CBRE is more than 20 offices into a companywide initiative, called Workplace 360, through which it’s converting every branch into “address-free” locations without assigned desks or cubicles, and with fewer workstations altogether. The brokerage is saving big on real estate: Its Los Angeles office had 191 people in 61,000 square feet in 2013. Today, it has 250 people in 48,000 square feet.

CBRE managed the transformation by ditching the old way — counting heads, listing positions and assigning cubicles or offices — and asking pointed questions about how employees operate today. One of the biggest findings? Thanks to technology and the collaborative nature of their work, employees were using their assigned space just 51 perent of the time. The rest of the time, they were in a conference room, at a colleague’s desk, out with a client or traveling.

“They were working in a variety of ways because they had the technology to support that,” Moore said. “We were spending a lot of money on real estate that was not being used all the time.”

So the company surveyed employees on needs and wants, and borrowed some ideas from CBRE colleagues in European and Australian offices. The end result is what Moore called “activity-based working.” It relies on flexible spaces that employees can rotate through and plug into anytime, as well as “neighborhood” clusters in which people working on a project can camp out for a while.

CBRE is overhauling every U.S. office with the concept as its leases come up for renewal.

There can be upfront costs to the switch, Moore said. New technologies aren’t always cheap. It balances out, though, because CBRE is using less space. The money the brokerage saves on real estate is being invested in upgraded technology, training and services, Moore said. One example: The brokerage brings in locally brewed coffees for employees who wanted to experiment with unusual regional flavors.

“For every business, there’s that low-hanging fruit — those small ways in which you tell employees their opinion matters,” Moore said.

It’s an idea CBRE will apply to its 90-employee Las Vegas office when the lease on its space inside HC|The Hughes Center is up in the next few years, Moore said.

Local brokers will use the refashioned office as a model for tenants and developers interested in maximizing space, said Randy Broadhead, a senior vice president with CBRE Las Vegas.

Workplace 360 and concepts like it are “the natural next step” beyond today’s open-office trend, Broadhead said.

“People have to be more forward-thinking about how they lay out space, how to make it more efficient, and how to embrace new technologies,” he said.

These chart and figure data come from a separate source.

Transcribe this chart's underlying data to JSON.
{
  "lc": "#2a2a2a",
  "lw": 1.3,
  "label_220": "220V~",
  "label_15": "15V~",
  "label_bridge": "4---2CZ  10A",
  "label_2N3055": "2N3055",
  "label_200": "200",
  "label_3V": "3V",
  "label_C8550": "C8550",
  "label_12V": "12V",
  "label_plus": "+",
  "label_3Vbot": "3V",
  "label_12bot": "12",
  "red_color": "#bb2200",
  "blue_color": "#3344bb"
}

In its flexible nature and emphasis on technology, activity-based working looks like coworking, a decade-old movement in which entrepreneurs, independent contractors and other unaligned professionals share space in one office.

Downtown Project’s Work in Progress is one local example. In the 10,000-square-foot center at 317 Sixth St. in downtown Las Vegas, 160 regular members and several corporate groups of five to 10 members come and go from 88 workstations and half a dozen team rooms. The $200 monthly lease also comes with startup services including workshops, lunch-and-learn events and mentoring.

It’s the most affordable option for startups that need to stay lean and control expenses, said George Moncrief, director of Work in Progress and entrepreneur in residence for Downtown Project’s Vegas Tech Fund.

But established businesses are also embracing the footloose concept. Internet radio provider Pandora has a small sales staff stationed in the office. On-demand delivery service Postmates coordinates drivers from the space, and rideshare business Uber is kicking the tires on Work in Progress if it can get its legal issues patched. Law firm Fennemore Craig has a membership, too.

“It makes a lot of sense. To set up an entire office for one or two employees is wasteful,” Moncrief said.

Traditional offices are also passé, Moore said.

“The people-warehousing approach of creating a big, open space, jamming in a lot of cubicles and putting people to work won’t last, especially with the war for talent,” she said.